L'habit ne fait pas le moineau, Zoé Brisby

Deux personnages opposés : on se croirait au théâtre, les répliques fusent. Ils ont quelque chose en commun : on les prend régulièrement, l'un et l'autre, pour des aliénés, lui à cause de sa sensibilité exacerbée, elle à cause de son assurance à toute épreuve.
Le trait de la caricature est parfois un peu épais, le road movie décrit peu la route parcourue par la vieille dame et son jeune acolyte, mais leurs excès sont drôles et touchants. Ces personnages, leurs histoires, leurs désespérance suffisent à créer un fil que nous suivons avec émotion et le sourire aux lèvres. Les dialogues, enrichis d'arrière-pensées bien senties, sont croustillants. 
L'auteure réussit à nous parler avec légèreté de sujets graves : la déception amoureuse assortie de dépression, la maladie grave qui pose la question du droit à mourir.
Un bon moment de lecture.

L'île des derniers secrets, Emma Piazza

La Corse, terre brûlante et aride, coupée du monde par la mer omniprésente, Teresa l'a dans la peau.
Il ne se passera pas longtemps avant qu'elle accepte la proposition d'héritage de sa tante qui la ramènera en son pays... malgré des histoires de famille obscures... et une peine de cœur qui la ronge, et l'habite : Teresa vit sa récente grossesse dans une amère solitude.
Se joint à elle William, rencontré depuis peu, affaibli par une culpabilité asphyxiante : sa fille est morte, il est trop tard pour recoller les morceaux. Lui est biographe, découvreur d'artiste, et sur l'île de beauté, réside un peintre inconnu qu'il faut sortir de son ombre. 
Ces deux éclopés de la vie doivent faire face à leurs peurs déraisonnées - ou pas - et au climat explosif qui règne dans l'entourage proche de Teresa et du mystérieux peintre.
Le récit est captivant, la mort rôde, les passions inavouables émergent, la cupidité ronge. Dans ce roman choral, l'auteure nous entraîne sur les traces de héros ordinaires, hantés par leurs démons, mais qui font preuve d'une solidarité et d'un courage à toute épreuve. Le fait que les deux personnages se trouvent des liens si proches est étrange, mais on l'oublie vite.
Un bon moment de lecture, avec une réflexion sur les filiation difficiles.

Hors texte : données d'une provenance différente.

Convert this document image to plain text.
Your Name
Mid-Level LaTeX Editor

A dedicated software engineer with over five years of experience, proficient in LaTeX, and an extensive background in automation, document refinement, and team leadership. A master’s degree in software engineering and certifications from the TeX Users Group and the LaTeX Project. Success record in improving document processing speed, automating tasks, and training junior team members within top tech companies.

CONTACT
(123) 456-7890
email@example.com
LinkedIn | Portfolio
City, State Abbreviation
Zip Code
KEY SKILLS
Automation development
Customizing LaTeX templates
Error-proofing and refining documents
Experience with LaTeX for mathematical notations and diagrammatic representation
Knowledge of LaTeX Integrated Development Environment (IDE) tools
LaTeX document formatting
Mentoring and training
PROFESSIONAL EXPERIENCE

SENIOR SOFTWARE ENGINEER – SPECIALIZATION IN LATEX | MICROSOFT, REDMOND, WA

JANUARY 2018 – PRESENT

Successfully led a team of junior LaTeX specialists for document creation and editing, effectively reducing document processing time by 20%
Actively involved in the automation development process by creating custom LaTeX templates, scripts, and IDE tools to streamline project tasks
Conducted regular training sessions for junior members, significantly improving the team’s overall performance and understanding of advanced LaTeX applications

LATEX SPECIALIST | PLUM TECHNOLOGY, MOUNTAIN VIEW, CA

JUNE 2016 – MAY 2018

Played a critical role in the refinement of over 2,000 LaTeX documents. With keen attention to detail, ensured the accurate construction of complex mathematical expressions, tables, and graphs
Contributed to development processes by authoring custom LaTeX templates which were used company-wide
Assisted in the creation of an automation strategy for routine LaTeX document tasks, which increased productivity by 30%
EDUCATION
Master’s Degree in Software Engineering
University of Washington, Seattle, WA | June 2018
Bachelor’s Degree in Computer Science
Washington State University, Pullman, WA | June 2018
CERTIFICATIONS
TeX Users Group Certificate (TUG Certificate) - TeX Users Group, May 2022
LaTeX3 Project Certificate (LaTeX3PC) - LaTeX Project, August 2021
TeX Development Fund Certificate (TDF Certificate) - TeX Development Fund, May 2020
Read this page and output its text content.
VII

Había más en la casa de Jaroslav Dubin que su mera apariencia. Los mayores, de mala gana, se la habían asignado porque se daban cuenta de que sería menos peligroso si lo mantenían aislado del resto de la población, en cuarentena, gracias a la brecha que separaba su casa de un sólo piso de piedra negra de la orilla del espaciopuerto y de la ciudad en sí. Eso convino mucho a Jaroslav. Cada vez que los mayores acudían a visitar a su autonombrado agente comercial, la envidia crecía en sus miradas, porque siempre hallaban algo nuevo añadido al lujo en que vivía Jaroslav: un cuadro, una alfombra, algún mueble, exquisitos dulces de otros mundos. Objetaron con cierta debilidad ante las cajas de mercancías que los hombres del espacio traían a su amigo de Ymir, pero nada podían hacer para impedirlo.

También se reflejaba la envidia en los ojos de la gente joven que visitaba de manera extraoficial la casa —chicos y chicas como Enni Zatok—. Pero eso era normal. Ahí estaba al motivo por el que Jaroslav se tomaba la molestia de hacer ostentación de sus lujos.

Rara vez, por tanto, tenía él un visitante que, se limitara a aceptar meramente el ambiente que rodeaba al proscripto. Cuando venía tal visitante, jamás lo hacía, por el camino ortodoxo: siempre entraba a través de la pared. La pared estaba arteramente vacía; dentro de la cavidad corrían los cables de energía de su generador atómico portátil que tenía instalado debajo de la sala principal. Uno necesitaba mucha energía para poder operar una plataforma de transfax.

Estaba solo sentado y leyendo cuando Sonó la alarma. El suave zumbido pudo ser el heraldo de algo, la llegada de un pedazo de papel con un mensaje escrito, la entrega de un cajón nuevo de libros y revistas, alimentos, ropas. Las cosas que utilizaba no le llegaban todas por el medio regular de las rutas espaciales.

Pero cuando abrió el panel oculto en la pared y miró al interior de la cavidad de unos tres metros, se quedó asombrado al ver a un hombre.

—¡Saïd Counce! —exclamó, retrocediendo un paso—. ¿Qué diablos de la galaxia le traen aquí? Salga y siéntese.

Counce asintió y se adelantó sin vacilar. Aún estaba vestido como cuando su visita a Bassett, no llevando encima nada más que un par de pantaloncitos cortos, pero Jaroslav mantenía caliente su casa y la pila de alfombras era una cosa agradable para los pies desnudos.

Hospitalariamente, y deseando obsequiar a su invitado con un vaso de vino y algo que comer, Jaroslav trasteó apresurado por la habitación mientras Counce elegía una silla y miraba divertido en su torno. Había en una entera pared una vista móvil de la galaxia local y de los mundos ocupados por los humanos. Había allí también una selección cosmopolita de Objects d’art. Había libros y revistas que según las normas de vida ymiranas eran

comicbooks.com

Les naufragés de la salle d'attente, Tom Noti

J'ai attendu moi aussi. Au premier abord, l'auteur nous met en présence de personnages aux imperfections lisses : Hervé, provocateur et bouffon, François, qui s'est perdu en jouant dans la cour des grands, Gabriela, une ingrate patenté.
Mais arrivent leur confrontation, l'ouverture de leur compassion, et les récits de délient.

En laissant chaque personnage s'exprimer, ce livre nous ouvre la porte de leur intimité et nous découvrons leur humanité dans leurs manquements, leurs souffrances et leur grandeur d'âme aussi.
Un huit-clos fouillé, un carrefour, une halte, qui permettent finalement aux trois naufragés de reprendre les rênes de leur vie, chacun à sa façon.

Venus d'ailleurs, Paola Pigani

Mirko se tient encore à la lisière de la France, ce pays dont il a obtenu le statut de réfugié, mais dont il ne retient pas la langue, sauf des bribes de poèmes que lui a donnés le libraire.
Pourtant, sa sœur, elle, se glisse avec une joie non dissimulée dans cette nouvelle vie.

L'auteure décrit d'abord le parcours de ces Albanais qui ont fui le Kosovo et qui affrontent les affres de l'administration française pour obtenir le droit de s'installer en France. Le style est factuel, on entre dans l'histoire, on suit les étapes documentées avec soin.
Puis la plume devient poétique lors de la rencontre de Mirko et d'Agathe, et dans l'expression du mal de vivre du jeune homme.

Un livre riche d'enseignements sur ces vies brisées en reconstruction et qui explore peu à peu la douceur et la douleur indicibles de cet ouvrier qui a une façon toute personnelle d'aborder sa terre d'accueil.